Per il match contro gli emiliani c'è già una data di recupero in calendario: il 17 marzo, nello stesso giorno in cui si affronteranno Juventus e Napoli; per quanto riguarda la sfida coi biancocelesti, al momento resta ‘sub iudice' poiché il Giudice Sportivo ha rinviato la decisione sul provvedimento da adottare. Secondo il regolamento, al Toro dovrebbe essere inflitti sconfitti a tavolino per 3-0 e punto di penalizzazione ma il precedente di Juve-Napoli e la sentenza ribaltata dal Corte del Coni costituisce l'impianto sul quale il club di Cairo presenterà eventuale ricorso.

Allo stato dei fatti la novità in casa granata è il lento ritorno alla normalità degli impegni agonistici. In Calabria, però, la formazione di Davide Nicola arriva a ranghi ridotti come si evince dalla lista delle convocazioni. Baselli, Buongiorno e Murru (negativi all'ultimo tampone) sono disponibili così come Antonio Sanabria, che invece era risultato positivo a gennaio. Giunto a Torino nella sessione invernale di calciomercato, la positività al coronavirus lo ha di fatto sottratto al tecnico. Restano ancora fuori cinque calciatori. Si tratta di Belotti, Bremer, Linetty, Nkoulou e Singo.

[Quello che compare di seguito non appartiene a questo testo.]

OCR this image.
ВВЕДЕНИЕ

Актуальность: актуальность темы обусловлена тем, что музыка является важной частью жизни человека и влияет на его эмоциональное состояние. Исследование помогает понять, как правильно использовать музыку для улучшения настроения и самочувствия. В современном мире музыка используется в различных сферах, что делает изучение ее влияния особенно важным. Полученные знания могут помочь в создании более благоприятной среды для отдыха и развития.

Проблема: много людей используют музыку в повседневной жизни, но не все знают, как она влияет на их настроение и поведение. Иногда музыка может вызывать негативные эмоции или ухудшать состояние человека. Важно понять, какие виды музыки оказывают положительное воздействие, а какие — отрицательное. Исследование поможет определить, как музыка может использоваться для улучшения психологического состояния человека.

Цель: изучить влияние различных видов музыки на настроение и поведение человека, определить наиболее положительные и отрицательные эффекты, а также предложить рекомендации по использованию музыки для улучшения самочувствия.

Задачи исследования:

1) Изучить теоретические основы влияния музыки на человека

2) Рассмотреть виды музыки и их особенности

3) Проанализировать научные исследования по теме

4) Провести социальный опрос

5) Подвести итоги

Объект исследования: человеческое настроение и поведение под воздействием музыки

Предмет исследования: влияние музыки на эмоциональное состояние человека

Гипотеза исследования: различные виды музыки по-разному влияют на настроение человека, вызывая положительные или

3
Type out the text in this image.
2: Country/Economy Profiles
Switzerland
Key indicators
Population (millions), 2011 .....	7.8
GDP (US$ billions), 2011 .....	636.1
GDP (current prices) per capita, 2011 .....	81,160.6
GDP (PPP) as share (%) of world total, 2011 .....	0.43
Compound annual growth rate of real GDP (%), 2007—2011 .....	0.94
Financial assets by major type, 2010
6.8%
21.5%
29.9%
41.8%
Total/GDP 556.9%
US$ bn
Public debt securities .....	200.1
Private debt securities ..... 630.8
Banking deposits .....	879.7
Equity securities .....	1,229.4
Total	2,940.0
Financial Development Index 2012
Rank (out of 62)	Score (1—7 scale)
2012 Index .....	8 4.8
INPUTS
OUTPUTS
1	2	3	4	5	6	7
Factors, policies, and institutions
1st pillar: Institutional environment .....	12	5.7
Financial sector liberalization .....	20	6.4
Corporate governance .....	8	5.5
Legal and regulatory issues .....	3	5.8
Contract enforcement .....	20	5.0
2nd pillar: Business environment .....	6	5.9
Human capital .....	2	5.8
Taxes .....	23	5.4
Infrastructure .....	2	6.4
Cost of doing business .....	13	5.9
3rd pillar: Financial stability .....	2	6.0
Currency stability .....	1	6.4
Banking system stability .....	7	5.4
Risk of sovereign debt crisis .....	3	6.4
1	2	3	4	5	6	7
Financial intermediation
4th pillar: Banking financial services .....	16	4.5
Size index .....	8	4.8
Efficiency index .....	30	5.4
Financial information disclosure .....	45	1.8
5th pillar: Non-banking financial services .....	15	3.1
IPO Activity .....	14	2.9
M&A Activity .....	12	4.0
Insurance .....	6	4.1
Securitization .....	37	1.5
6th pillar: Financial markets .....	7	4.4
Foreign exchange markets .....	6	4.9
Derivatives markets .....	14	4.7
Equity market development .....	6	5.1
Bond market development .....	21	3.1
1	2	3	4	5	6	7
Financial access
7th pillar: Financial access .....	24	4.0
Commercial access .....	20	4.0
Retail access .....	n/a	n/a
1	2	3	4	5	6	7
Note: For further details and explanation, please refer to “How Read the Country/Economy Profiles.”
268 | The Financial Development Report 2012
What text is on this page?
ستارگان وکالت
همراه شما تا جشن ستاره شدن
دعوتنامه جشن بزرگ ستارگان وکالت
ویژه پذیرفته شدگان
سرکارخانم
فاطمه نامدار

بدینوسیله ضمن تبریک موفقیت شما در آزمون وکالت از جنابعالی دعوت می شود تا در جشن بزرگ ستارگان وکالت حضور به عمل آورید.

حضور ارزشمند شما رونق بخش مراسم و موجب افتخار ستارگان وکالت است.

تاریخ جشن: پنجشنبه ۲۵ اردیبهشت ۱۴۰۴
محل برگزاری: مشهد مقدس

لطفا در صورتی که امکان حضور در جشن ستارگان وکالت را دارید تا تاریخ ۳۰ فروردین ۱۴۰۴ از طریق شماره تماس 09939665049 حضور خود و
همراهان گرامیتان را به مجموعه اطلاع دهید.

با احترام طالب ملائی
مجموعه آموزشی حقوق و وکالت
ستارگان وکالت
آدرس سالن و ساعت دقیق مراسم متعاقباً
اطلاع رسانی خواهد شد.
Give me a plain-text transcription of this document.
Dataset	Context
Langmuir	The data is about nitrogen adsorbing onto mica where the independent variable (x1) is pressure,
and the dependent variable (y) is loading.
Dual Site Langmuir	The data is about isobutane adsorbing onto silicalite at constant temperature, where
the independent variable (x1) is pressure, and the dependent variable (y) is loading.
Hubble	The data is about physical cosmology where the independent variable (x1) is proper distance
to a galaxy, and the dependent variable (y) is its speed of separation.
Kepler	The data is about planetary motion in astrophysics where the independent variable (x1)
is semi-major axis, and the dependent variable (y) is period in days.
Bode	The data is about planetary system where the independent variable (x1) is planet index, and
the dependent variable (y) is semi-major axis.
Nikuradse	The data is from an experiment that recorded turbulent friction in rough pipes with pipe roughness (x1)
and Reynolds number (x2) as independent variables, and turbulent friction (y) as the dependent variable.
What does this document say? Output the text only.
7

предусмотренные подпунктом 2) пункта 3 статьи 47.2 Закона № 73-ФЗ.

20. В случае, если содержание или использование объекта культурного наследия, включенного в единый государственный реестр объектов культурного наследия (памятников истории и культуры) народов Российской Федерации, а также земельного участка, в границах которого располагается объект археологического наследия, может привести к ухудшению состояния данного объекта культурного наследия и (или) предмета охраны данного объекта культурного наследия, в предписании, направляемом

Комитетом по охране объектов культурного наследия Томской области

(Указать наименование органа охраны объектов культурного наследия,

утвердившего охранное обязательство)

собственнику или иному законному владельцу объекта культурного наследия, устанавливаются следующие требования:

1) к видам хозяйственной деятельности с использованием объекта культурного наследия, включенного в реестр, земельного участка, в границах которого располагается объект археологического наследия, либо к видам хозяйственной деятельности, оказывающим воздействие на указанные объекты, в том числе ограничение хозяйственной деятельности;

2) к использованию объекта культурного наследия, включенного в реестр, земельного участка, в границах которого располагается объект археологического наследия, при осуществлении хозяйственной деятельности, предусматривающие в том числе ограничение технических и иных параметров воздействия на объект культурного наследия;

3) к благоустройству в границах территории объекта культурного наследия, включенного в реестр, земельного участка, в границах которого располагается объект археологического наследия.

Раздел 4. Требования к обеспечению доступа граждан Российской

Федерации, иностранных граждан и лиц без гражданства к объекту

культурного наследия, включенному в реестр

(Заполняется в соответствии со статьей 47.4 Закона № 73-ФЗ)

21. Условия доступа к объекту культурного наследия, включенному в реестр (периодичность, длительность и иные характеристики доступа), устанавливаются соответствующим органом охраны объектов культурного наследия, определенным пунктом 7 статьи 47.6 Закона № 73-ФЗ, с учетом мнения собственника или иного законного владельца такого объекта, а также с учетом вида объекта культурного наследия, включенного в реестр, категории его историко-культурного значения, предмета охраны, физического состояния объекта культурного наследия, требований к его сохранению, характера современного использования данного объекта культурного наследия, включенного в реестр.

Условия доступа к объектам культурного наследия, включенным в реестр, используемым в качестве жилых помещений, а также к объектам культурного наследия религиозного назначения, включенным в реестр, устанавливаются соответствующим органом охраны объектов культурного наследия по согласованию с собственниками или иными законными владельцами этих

I convocati del Torino per la trasferta di Crotone: Milinkovic-Savic, Sirigu, Ujkani (portieri); Ansaldi, Buongiorno, Ferigra, Izzo, Lyanco, Murru, Rodriguez, Vojvoda (difensori); Baselli, Gojak, Greco, Horvath, Kryeziu, Lukic, Mandragora, Rincon (centrocampisti); Bonazzoli, Sanabria, Verdi, Zaza (attaccanti).